I had first become aware of Punk during his time in both ROH and TNA, where he feuded and teamed with Raven respectively. Punk’s solid wrestling skills and tremendous promo ability quickly put him on my radar as someone to pay attention to, especially when his feud with Raven in ROH continued to heat up and grow in intensity. Punk’s fantastic promos about how Raven reminded him of his drunken father can still give me chills to this day, and the story intensive matches with Raven provided plenty of violence, twists and turns. Punk could also deliver in more technical based matches as well though, with matches against AJ Styles and Samoa Joe delivering on that front.
Punk was never someone with a lot of natural athletic ability, but he has managed to make up for that with hard work and dedication to being a good storyteller within the ropes.
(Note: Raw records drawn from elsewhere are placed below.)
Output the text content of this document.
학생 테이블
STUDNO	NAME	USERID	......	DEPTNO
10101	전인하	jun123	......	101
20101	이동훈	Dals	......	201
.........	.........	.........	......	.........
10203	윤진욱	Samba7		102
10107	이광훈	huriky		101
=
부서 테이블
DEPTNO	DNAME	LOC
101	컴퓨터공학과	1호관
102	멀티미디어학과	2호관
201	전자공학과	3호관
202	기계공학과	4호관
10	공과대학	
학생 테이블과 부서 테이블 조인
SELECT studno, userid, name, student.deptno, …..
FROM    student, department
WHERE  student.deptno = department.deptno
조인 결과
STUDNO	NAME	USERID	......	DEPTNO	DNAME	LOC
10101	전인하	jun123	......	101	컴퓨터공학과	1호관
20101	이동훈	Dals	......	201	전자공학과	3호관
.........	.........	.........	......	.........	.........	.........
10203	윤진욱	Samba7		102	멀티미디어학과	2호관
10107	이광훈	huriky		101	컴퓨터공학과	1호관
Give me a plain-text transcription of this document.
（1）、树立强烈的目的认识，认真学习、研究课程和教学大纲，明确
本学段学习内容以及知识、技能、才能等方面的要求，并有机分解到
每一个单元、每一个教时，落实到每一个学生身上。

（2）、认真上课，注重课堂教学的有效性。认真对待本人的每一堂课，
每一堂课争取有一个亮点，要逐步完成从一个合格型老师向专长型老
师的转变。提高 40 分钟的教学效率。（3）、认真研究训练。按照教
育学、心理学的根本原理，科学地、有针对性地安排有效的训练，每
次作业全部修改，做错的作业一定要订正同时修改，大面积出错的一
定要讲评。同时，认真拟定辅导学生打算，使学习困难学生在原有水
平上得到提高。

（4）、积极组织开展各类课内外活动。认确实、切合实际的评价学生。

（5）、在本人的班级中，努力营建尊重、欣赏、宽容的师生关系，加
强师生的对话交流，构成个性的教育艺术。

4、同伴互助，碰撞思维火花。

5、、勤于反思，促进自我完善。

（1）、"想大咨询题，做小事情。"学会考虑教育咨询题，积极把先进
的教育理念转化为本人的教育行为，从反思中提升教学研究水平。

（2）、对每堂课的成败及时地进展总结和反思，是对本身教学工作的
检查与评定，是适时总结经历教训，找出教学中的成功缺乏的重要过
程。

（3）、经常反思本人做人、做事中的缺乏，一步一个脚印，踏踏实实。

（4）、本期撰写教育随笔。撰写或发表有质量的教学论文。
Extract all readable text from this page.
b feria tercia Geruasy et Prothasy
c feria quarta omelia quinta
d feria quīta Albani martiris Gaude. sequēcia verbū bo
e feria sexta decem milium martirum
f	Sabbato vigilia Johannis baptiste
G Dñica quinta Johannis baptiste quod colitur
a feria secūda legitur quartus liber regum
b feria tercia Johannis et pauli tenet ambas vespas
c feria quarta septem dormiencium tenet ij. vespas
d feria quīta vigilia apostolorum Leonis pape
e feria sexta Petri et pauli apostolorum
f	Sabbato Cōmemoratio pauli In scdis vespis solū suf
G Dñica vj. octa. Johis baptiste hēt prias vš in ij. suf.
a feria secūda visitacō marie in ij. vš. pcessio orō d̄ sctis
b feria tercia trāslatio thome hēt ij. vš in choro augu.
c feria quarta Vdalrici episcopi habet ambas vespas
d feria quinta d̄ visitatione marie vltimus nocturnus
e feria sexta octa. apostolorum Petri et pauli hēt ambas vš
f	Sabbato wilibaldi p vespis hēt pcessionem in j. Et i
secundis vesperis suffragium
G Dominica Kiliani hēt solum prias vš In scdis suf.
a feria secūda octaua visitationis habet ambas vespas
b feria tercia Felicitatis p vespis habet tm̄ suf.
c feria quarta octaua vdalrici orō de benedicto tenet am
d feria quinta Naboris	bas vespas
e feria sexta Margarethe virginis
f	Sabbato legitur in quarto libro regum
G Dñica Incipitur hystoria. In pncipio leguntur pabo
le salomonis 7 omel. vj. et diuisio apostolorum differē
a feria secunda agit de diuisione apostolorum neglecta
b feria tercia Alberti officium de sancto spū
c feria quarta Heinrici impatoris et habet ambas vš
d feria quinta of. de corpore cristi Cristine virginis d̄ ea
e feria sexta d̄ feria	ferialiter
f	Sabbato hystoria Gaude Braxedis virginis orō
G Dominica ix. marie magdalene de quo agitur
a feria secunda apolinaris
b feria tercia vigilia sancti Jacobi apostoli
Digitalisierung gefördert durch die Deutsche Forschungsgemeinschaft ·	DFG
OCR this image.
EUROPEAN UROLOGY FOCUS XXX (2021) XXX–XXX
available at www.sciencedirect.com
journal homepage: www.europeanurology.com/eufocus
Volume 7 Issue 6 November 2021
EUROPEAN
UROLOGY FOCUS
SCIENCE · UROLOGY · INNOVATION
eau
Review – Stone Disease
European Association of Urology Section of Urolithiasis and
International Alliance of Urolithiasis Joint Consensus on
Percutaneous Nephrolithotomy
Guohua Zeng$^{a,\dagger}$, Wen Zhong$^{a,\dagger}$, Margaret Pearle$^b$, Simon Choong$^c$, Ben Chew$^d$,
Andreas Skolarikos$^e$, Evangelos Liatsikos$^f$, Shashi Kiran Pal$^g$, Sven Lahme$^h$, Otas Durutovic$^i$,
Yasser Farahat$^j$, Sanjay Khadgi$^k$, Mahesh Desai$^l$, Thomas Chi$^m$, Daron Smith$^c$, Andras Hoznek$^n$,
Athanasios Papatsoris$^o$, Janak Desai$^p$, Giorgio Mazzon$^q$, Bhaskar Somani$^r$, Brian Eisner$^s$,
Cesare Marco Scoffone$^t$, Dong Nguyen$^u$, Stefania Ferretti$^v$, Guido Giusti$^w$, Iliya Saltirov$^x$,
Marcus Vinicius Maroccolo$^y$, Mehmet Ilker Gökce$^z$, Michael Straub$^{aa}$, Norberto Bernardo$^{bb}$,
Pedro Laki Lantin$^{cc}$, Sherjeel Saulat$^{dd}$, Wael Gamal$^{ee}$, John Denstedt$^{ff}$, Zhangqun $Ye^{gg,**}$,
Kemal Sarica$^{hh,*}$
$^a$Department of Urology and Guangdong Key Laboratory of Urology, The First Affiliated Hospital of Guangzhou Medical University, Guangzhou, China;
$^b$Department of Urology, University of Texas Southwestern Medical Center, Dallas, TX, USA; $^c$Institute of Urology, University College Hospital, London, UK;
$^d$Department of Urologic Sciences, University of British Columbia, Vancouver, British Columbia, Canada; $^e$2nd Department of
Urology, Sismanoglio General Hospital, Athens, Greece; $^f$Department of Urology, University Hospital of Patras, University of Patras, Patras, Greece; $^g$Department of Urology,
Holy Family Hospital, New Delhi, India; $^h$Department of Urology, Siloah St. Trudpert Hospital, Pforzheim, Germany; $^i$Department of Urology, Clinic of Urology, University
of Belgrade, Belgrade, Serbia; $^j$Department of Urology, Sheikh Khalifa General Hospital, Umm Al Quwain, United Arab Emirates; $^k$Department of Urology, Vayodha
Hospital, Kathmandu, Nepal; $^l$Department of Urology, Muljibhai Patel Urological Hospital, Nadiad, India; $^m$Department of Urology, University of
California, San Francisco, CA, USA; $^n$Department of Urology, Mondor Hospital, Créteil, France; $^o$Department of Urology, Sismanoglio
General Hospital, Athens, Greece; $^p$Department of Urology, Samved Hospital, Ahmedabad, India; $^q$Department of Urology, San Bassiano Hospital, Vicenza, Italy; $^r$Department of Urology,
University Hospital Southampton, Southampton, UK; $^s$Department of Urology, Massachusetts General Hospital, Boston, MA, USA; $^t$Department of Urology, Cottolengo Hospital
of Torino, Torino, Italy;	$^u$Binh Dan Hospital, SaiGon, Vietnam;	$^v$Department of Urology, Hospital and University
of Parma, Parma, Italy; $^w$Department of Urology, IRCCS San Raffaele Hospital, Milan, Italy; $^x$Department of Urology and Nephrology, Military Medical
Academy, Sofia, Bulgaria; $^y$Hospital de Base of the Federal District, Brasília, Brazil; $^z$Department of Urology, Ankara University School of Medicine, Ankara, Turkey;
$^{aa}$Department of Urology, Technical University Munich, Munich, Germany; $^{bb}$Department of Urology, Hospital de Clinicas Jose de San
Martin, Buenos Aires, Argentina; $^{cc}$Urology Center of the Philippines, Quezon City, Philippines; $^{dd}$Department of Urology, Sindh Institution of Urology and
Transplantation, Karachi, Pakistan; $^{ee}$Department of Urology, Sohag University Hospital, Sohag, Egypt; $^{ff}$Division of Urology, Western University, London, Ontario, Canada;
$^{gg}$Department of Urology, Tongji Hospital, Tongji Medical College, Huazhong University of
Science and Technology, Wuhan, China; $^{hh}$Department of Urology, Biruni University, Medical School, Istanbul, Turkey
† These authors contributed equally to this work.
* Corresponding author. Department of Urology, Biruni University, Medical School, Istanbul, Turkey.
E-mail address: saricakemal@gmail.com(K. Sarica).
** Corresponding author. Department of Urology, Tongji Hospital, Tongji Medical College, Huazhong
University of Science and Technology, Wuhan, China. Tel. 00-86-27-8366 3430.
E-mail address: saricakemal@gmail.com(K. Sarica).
What Punk may have lacked in pure athleticism he more than covered for with things like selling and timing. Even though Punk could, and still can, be a little sloppy, his best matches have always had a story running through them that keep you engaged as a viewer, be it an exchanging of holds with someone like Styles, a bloody brawl with someone like Homicide, or a dramatic story based contest with someone like John Cena. Punk has always had that ability to work pretty much any style of match and make it fit around the story he wants to tell, which has made him one of the best in-ring performers of his generation.
I don’t know how many will be surprised with the match I have suggested, and I must admit that finding just one CM Punk match to recommend was an exercise in difficulty, but I went with this 2005 battle with Austin Aries for a number of reasons. Firstly it’s an incredible match that builds wonderfully to a crescendo. Secondly it has a fantastic crowd who are invested in the action. Thirdly it tells a great story of Punk going for the ROH World Title in what is supposedly his last night in the company, leading to him eventually going Heel and kick starting the original Summer of Punk where Punk threatened to leave ROH with their belt to stick it to them. Punk possibly had better matches but this is the one that I think represented the zenith of his character on the indie scene and it opened the door for one of the best storyline arcs I think you’ll find from any wrestling company.
Punk will likely be best known for the second Summer of Punk in WWE in 2011, where he cut the famous “pipe bomb” promo and then rode the momentum all the way to the WWE Title, although his subsequent reign wasn’t exactly handled as well as it could have been. Punk did eventually bounce back at the end of 2011 to win the belt again and this time embarked on an incredibly long run for the modern era, holding it from November 2011 all the way to January 2013. During that reign Punk had some great matches with the likes of Chris Jericho, Bryan Danielson and John Cena, with his run finally coming to an end at the hands of some guy called Dwayne.
Punk left WWE in ignominy in 2014, but he would eventually return to wrestling in 2021 for AEW and blow the roof off in the process. During his AEW run Punk may be a little bit slower but he’s still had some great matches, with his ability to tell stories in the ring being as good as ever and his promo skills still as keen as mustard. Punk has been part of some of my favourite storylines and has wrestled in some of my favourite matches, so it was only proper that he find his way onto this list in my opinion.